Para ello, los jueces, al momento de resolver un problema jurídico a través de sus fallos, deberán estar sujetos, sin pretexto alguno, a la aplicación de normas jurídicas según el orden de jerarquía que establece el art. 410 de la CPE, y que concuerda con el art. 15 de la Ley del Órgano Judicial (LOJ). Decisión judicial que al mismo tiempo deberá guiarse necesariamente bajo el principio de eficacia que establece el art. 30.7 de la LOJ, cuyo contenido sugiere imbuir de practicidad una decisión judicial, que se exprese el resultado de un debido proceso y que a la vez mantenga el efecto de haberse impartido justicia.

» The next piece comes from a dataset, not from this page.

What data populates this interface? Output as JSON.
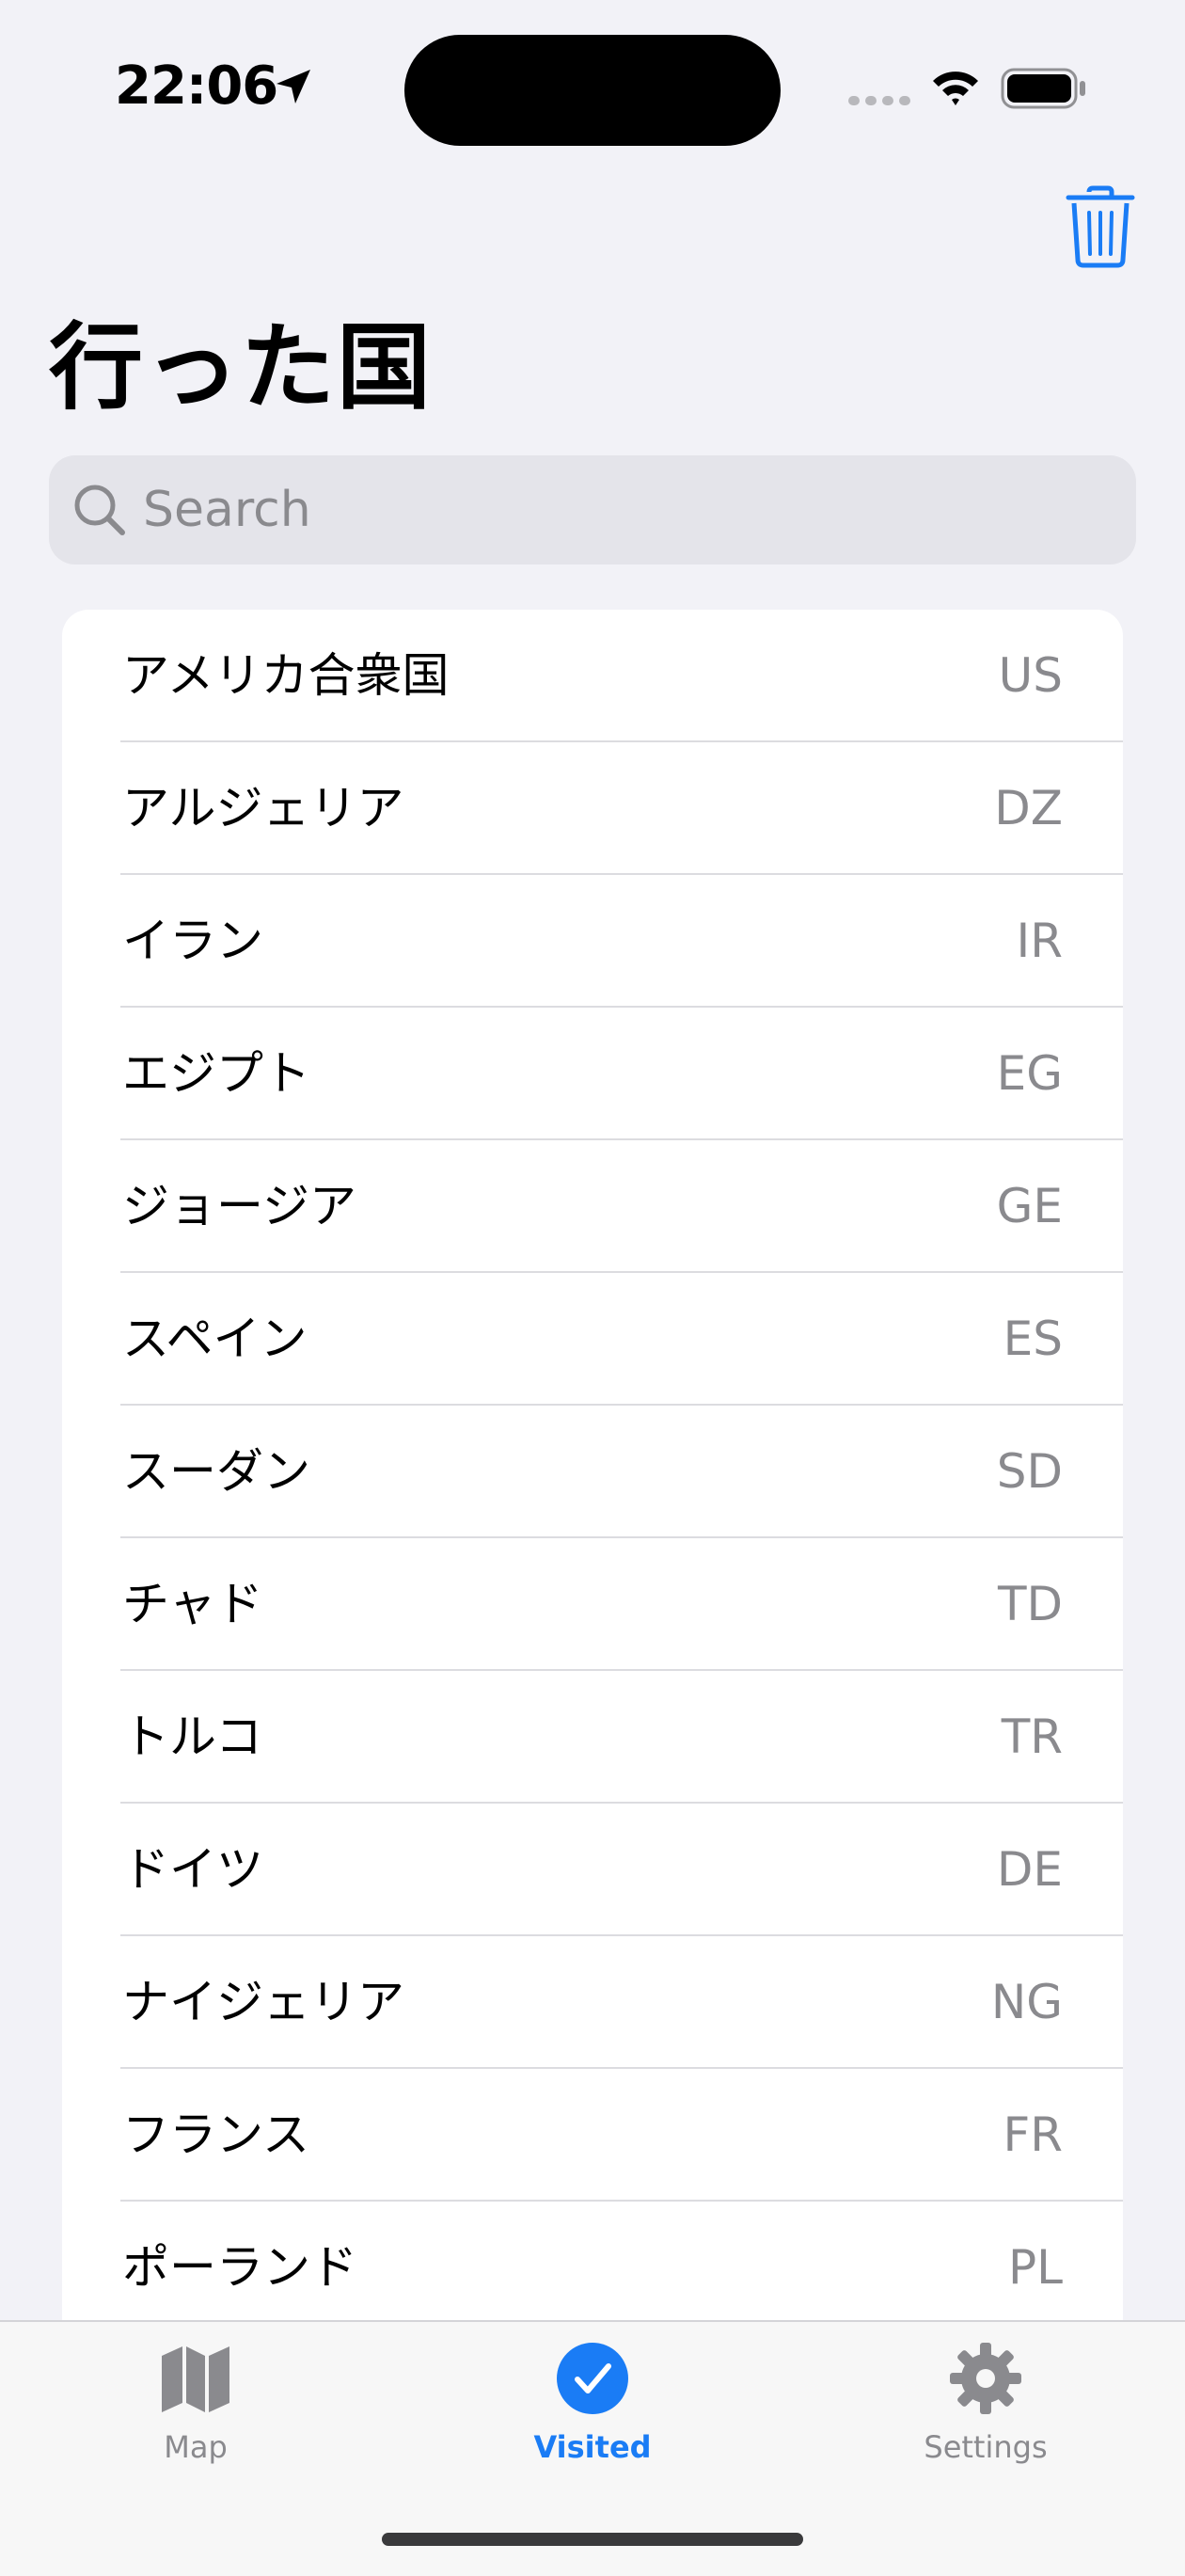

Todo este desarrollo debe suponer que los jueces conocen el derecho, comprenden y requieren de la lógica jurídica, y que se encuentran habilitados y vinculados al ejercicio de la interpretación normativa; lo que conlleva ineludiblemente a aceptar que los jueces, con el conocimiento de los fundamentos de hecho de un problema jurídico, pueden identificar cuál es el derecho aplicable para resolver determinado conflicto.
En ese sentido, adquiere relevancia el principio del Derecho iura novit curia, que determina que los jueces se encuentran vinculados a aplicar las normas jurídicas que correspondan a la solución de determinado conflicto jurídico que se sustancia dentro el proceso establecido por ley, a pesar de que el derecho aplicable al caso concreto no haya sido invocado por las partes del proceso o lo haya sido erróneamente; cuidando que su aplicación no afecte el principio de congruencia, ya que los jueces no podrán ir más allá del petitorio, generar indefensión, ni sustentar su fallo en elementos fácticos distintos a los expuestos por las partes.
Por lo tanto, los jueces, en aplicación del principio iura novit curia, en general no deberían dejar de otorgar o resolver alguna pretensión jurídica o de derecho, bajo el sustento o fundamento de que alguna de las partes presentó su exposición de hechos y pretensiones sin el apoyo jurídico que sea aplicable al caso concreto, en otros términos, estas autoridades no deberían omitir o evadir resolver una problemática jurídica en el fondo por la ausencia de cita de normas jurídicas o la cita incorrecta de las mismas.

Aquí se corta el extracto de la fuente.